Marijuana edibles are not cheap, and the portrayal of parents leaving edibles sitting on coffee tables all the time is unwarranted. There needs to be reasonable regulations for edibles which strikes a balance between the need to ensure that they are consumed by the right person, but also that people still have access to quality, useful products. Marijuana edibles are the preferred choice for many patients and consumers because they don’t involve inhaling anything. There was a push in Arkansas recently that sought to ban edible sales. Fortunately that push was recently defeated. Per Times Record:
The House on Monday rejected a bill to ban the manufacture or sale of medical marijuana in food or drink.

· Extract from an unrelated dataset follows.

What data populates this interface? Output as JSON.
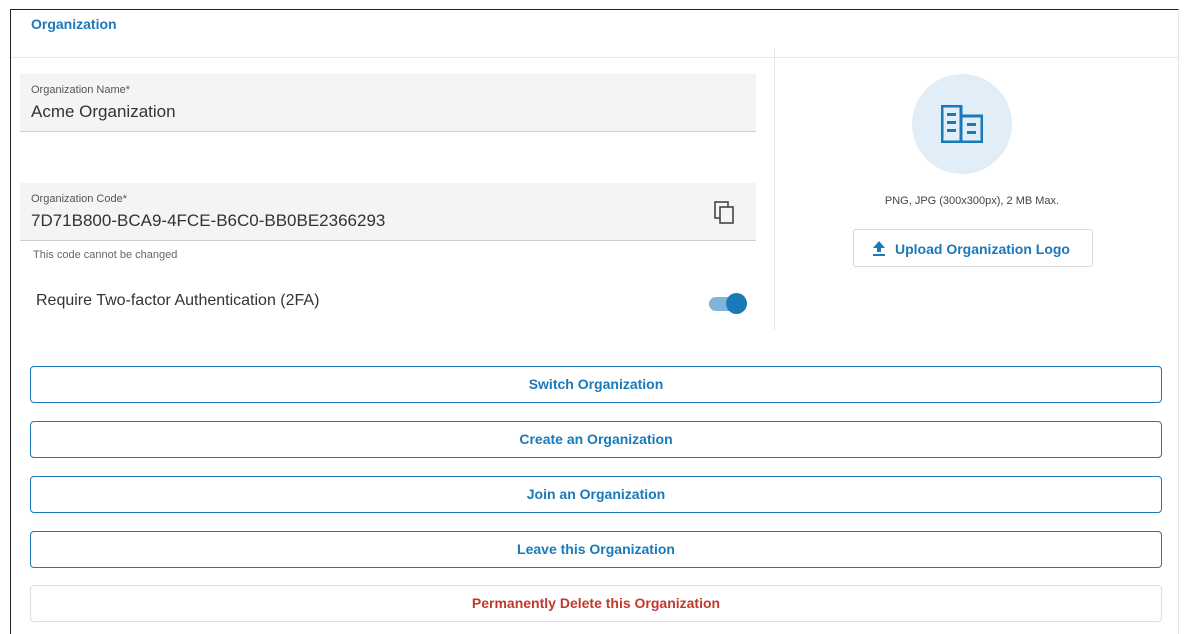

House Bill 1392 by Rep. Robin Lundstrum, R-Springdale, received 52 votes in support and 40 against. Because it would change a voter-approved constitutional amendment, it required a two-thirds vote for passage, or at least 67 votes in the 100-member House.
The bill would allow a patient authorized to use medical marijuana to put the drug in his or her own food, or have it done by an approved caregiver, but dispensaries could not sell the drug in food.
There’s no valid reason to ban edible sales. All concerns that marijuana opponents have about edibles can be addressed with dosage levels and labeling. To ban the sales of edibles outright is harmful to patients, many of which cannot consume marijuana in other forms. A ban on marijuana edibles would essentially be a ban on medical marijuana for patients who can only consume smokeless forms of marijuana. The defeat of this bill is good news for suffering patients in Arkansas. Hopefully the proposal goes away for ever and isn’t re-introduced at a later time.